I don’t know if this is a W3C thing or a browser thing. I have no idea how to make such a thing happen. But there must be a way to pay people for stuff they put on the internet that doesn’t involve me signing up for 60 different services.

@matdevdug ah

so this was investigated heavily about 25 years ago. many people put it forward very seriously as the answer to how to fund independent authors and artists online.

the short answer to why it never happened is that payment processors have a lot of transaction fees that would drastically outweigh the payment itself, and neither payment processors nor financial reporting laws make it easy on the recipient's end to deal with a very large number of very small payments.

@matdevdug to some extent the reason it failed was also that browser vendors had no interest in it*, and effectively vetoed it

but browsers being interested isn't enough to make it happen. there have to be real answers to the actual payment processing problems.

@matdevdug * the thing Brave does, today, is more in the nature of a cryptography-themed pyramid scheme rather than a real way to compensate anyone for their work, but we're not immersed in the details, this is just the impression we've gotten from afar. also, that didn't exist back in the day.
@matdevdug apologies if this is stuff you knew, it just seemed like it might be helpful context

@ireneista No it’s a totally valid point. I have worked quite a bit in credit card processing and payment processing in general so this is definitely a known issue to me where you cannot really have micropayments.

I assumed it would work similar to Google Ad Network in that the user would put in €100 or whatever and then a third party using JS or ideally a browser API would allow for a person to pay €.10 or whatever to see a page and then the mediator would initiate a wire transfer when the amount crossed a threshold where it made sense to pay them out.

@matdevdug yeah.... we're an ex-google privacy person (the company is our abusive alma mater, but at one time we believed it made sense to fight for change from within the system)

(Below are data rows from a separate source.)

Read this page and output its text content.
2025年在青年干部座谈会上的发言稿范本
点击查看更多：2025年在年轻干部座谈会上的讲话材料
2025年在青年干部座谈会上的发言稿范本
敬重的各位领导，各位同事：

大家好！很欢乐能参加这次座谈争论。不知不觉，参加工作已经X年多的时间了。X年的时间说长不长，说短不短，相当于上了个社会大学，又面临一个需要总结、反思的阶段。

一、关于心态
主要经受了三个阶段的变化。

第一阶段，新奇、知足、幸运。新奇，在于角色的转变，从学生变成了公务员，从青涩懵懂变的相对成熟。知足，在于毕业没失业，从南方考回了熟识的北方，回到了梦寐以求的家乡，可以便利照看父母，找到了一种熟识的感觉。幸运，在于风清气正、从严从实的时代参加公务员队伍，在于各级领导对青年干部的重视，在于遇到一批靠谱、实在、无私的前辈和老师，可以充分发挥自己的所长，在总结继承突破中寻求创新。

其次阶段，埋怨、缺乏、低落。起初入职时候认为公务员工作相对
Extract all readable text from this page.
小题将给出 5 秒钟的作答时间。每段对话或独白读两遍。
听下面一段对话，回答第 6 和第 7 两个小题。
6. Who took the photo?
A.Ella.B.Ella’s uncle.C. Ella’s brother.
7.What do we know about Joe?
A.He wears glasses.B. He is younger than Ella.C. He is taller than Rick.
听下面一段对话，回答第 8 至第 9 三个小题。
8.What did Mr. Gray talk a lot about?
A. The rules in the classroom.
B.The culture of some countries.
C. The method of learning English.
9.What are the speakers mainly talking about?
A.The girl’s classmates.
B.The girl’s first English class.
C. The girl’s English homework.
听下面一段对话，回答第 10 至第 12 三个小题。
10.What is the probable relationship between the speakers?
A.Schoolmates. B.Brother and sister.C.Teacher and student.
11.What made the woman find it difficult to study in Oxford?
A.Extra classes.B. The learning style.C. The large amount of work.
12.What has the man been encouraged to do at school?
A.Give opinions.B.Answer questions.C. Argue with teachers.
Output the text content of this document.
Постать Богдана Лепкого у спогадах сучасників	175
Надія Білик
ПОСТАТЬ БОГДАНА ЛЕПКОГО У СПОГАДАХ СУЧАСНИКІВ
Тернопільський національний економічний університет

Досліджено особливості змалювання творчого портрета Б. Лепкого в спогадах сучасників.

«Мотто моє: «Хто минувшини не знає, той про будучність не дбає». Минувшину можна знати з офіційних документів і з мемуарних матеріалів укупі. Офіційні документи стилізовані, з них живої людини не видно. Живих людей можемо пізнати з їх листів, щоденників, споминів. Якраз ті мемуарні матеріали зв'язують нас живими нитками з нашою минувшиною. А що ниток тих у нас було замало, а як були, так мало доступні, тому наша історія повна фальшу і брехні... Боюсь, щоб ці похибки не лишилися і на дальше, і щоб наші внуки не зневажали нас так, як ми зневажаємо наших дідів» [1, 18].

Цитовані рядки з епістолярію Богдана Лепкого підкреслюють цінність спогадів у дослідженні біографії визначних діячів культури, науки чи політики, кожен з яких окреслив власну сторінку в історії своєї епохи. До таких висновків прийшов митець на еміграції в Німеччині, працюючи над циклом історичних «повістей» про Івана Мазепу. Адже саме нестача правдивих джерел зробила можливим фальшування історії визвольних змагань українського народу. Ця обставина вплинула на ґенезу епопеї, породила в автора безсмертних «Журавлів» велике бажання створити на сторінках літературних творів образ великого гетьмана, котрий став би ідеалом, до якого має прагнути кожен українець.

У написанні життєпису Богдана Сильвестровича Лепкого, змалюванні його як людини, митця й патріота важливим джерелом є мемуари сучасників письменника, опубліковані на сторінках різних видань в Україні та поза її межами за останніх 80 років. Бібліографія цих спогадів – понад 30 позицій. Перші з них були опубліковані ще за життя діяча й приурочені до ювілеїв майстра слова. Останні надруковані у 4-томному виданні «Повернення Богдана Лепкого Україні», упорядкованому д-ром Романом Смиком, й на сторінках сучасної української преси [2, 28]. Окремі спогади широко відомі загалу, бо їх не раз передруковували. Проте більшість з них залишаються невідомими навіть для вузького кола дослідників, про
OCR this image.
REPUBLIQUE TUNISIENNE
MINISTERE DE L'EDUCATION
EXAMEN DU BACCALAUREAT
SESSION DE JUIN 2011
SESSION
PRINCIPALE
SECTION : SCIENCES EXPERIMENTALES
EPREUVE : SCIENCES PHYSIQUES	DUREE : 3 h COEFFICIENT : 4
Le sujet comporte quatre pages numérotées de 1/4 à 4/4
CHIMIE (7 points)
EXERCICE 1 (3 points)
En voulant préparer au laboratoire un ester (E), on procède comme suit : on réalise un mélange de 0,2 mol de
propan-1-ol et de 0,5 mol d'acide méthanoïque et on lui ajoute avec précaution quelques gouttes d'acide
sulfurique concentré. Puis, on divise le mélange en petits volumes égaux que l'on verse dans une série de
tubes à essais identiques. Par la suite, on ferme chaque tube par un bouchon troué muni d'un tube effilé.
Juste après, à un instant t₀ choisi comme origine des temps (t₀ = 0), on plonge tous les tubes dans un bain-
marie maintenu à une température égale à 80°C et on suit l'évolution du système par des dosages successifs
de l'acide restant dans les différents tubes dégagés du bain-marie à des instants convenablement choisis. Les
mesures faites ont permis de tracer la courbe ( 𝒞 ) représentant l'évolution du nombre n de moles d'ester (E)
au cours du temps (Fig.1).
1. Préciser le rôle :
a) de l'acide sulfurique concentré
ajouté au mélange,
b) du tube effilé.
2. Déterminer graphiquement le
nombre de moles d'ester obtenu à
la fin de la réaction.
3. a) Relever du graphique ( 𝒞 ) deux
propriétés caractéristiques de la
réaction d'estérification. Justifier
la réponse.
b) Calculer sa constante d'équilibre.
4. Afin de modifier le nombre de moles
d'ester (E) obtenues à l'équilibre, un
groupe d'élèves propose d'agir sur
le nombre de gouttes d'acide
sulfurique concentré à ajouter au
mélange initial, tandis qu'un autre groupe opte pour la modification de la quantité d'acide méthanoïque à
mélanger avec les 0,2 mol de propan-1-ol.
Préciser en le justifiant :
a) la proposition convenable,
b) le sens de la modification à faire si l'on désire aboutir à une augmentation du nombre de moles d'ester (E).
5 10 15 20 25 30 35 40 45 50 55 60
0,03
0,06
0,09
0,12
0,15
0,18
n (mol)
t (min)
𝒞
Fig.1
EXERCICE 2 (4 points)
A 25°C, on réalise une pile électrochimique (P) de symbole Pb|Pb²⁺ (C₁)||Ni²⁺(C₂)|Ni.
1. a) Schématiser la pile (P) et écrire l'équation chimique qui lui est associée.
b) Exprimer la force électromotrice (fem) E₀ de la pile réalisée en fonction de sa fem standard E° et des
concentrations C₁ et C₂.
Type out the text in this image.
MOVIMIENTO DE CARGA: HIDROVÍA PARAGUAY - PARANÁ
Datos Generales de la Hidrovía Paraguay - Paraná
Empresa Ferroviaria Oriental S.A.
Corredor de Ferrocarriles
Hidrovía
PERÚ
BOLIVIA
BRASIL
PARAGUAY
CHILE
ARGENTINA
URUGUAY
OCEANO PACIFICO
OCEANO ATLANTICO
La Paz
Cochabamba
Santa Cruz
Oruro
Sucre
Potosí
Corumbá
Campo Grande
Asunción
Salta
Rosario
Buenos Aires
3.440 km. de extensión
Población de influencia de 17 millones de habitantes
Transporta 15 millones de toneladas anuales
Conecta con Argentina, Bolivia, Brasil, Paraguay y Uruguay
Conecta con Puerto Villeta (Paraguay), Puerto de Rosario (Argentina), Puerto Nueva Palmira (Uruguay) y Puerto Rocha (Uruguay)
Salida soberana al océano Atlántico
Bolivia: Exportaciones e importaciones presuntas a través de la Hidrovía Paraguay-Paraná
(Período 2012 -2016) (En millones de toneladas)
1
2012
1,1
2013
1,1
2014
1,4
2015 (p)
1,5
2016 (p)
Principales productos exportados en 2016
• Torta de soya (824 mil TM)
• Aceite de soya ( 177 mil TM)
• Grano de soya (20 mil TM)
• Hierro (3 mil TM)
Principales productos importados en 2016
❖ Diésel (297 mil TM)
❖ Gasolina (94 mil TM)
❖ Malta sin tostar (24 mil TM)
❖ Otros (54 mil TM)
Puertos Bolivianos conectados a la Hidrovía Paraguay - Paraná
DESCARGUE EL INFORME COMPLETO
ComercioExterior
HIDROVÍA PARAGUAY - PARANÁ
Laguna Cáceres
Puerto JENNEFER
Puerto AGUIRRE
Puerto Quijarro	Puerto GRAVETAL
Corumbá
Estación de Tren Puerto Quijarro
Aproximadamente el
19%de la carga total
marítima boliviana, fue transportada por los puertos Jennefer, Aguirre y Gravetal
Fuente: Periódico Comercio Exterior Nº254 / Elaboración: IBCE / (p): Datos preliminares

while we were there, we took an interest in this topic because the similarity did strike us

@matdevdug but the answer is what you'd think: there's a single company counting up all the ad impressions and paying them out at the end of the month (or whenever). each advertiser who pays money is paying a significant chunk, and each publisher who receives it is, too, and meanwhile it sits in the ad network's giant bank account, earning interest for them.

not really compatible with grassroots options.

@matdevdug with that said, liberapay is trying to be... not a micropayment option, but at least their own aggregator in that respect. it's possible it'll work out.